東芝が14日に公表した2016年4~12月期と17年3月期通期の業績見通しは、監査法人の了承を経ておらず、「当社の責任において当社としての見通しおよび見解を記述したもの」としており、上場企業としては「異例の措置」(金融関係者)といえる。決算発表と四半期報告書の提出を1カ月延期する状況の中、苦渋の対応を迫られた形だ。
東芝が公表した財務上の数値は、監査法人の意見次第では大きく修正される可能性がある。
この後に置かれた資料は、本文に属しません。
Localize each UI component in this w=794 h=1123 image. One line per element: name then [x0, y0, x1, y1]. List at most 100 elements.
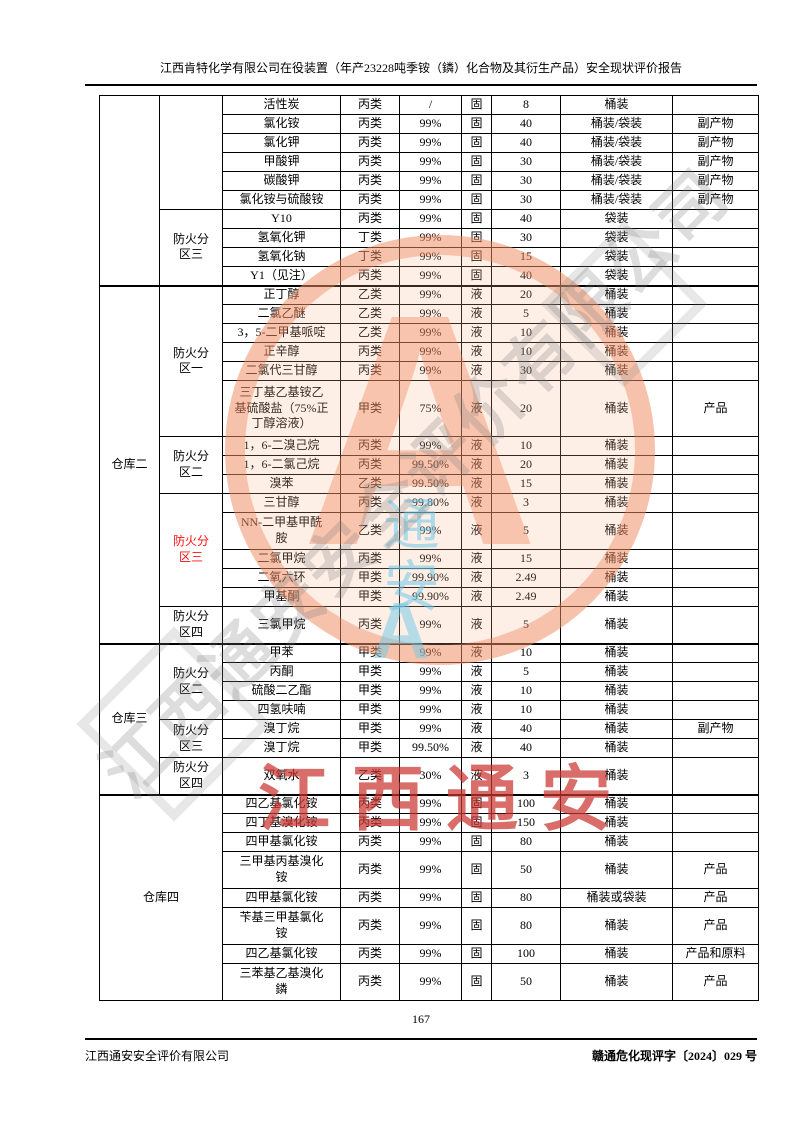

それでも、同社に対する市場の不信感がこれまでになく高まっている中、「何も情報開示をしないよりは良いと考えたのではないか」(同)との声がある。
一方で東芝は、法律で義務づけられている四半期報告書の提出期限を3月14日に1カ月延長することを申請し、当局に承認された。
東京証券取引所のルールでは、新たな期限である3月14日から8営業日以内の3月27日までに四半期報告書を提出できなければ、上場廃止基準に抵触する。
東芝が米原発事業に関して進める調査や手続きに想定以上の時間がかかれば提出期限の再延長を申請する可能性もあるが、当局が認めるかが焦点となる。
東芝は、不正会計問題に揺れた15年にも有価証券報告書を本来の期限だった6月末までに提出できず、8月末まで2カ月の延長が承認された。それでも提出に至らず、9月7日への再延長が認められ、やっと間に合った経緯がある。2度の延期は極めて異例だった。